“Whoever does not carry his own cross and come after me cannot be my disciple.”
On this Twenty Third Sunday of Ordinary Time, the Church celebrates the spirit of commitment and the self-sacrifice of Christ. It was this spirit that made Jesus give up everything, including his own life for our sake. So, that through this same spirit, we can become Christ’s true disciples.
Today, Jesus calls for authentic discipleship. Are you ready to be Jesus’ disciple? Real disciples are ordinary people who are filled with an extraordinary determination to choose and keep choosing Jesus in the midst
of so many voices clamoring for our attention and commitment.
Jesus is on the way to Jerusalem where He will soon die on the Cross. This is the context in which Jesus speaks about discipleship. Following Him is never easy; it means giving up the things that we love the most. Giving them up could be the hardest thing to do for we are attached to many things. Some of us are attached to relationships. Many of us are attached to material possessions. Others are attached to their ambition and dreams. Jesus is telling us to choose Him and put Him first in our lives. How many of us are ready for that? Am I ready? What are the things I cannot let go?
The key word that sums up today’s Gospel passage is commitment – Commitment of the whole person that involves a total detachment from people and material possessions. A commitment that implies that we love families and even ourselves, less than we love God our Father.
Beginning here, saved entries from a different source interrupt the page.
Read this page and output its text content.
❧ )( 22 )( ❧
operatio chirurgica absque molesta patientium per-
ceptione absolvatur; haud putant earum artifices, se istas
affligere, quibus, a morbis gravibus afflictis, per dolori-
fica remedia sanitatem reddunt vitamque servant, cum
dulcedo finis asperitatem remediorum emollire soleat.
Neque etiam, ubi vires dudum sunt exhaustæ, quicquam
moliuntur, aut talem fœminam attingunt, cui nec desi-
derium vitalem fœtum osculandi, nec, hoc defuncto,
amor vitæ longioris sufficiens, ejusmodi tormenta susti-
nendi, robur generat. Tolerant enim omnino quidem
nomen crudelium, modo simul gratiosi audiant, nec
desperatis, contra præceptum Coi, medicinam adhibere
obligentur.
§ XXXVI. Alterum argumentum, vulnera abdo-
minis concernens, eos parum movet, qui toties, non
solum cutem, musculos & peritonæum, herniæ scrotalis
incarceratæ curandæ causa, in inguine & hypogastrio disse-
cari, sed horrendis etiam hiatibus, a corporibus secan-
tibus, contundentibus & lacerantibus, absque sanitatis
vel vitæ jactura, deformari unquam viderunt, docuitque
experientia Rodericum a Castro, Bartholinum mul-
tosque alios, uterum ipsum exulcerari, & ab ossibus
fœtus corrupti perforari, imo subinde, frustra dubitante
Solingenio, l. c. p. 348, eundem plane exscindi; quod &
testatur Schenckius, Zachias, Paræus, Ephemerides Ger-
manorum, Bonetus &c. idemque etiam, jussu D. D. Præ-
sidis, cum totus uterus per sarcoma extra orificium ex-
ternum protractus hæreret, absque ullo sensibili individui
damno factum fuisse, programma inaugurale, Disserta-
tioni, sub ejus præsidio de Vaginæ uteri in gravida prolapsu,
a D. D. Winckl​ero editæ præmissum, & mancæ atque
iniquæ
Unless we give up all these possessions that we think we can’t live without, we can never be Jesus’s disciples. He says, “Anyone who comes to me without hating father, mother, wife, children, brothers, sisters, yes and his own life too, cannot be my disciple.” (Luke 14:26) One should reflect deeply in order to get to the bottom of what Jesus meant by such strong words. Was our Lord teaching us to hate our parents, or spouse, and or brothers and sisters and even ourselves? NO! Not at all! He loved and obeyed His own parents. His Mother, Mary was one of His first and best disciples. We do not interpret this text literally. Our Lord Jesus was making a strong statement. He wanted to shock his listeners to get their attention. The use of the word ‘hate’ here, was just a metaphor. ‘Hate’ here means only to detach oneself. It also means to love less and not to take it as a sole priority.
When we choose Jesus, it should be a full commitment. We should never allow any other commitments to take priority. It tells us that following Jesus is never easy. It entails hardship, pain and sacrifices. The cost of discipleship is the Cross. “Whoever does not carry their cross and follow me cannot be my disciple.” (Luke 14:27)
Jesus demands a full commitment, a complete giving of oneself. It is understandable for when He committed Himself to the will of the Father, it was a complete obedience. When He gave His love for us, it was without reservation to the extent of accepting death on the Cross. So it’s only fitting that when we decide to follow Jesus, it should be a full commitment and it demands sacrifice. He came to save the world and He came to save it through pain and sorrow, rejection and everything that His disciples would be frightened of and would never commit themselves to.
In our following of Jesus, we need to know that there is a price to pay. In the two parables, Jesus spoke of a person building a tower and a king going to battle. Both of them wisely counted the costs before deciding what to do. If this was not done, they would start but would lack the perseverance to complete their tasks.
Today, are we ready to be Jesus’ disciples? Are we willing to follow Him, out of love and to the very end?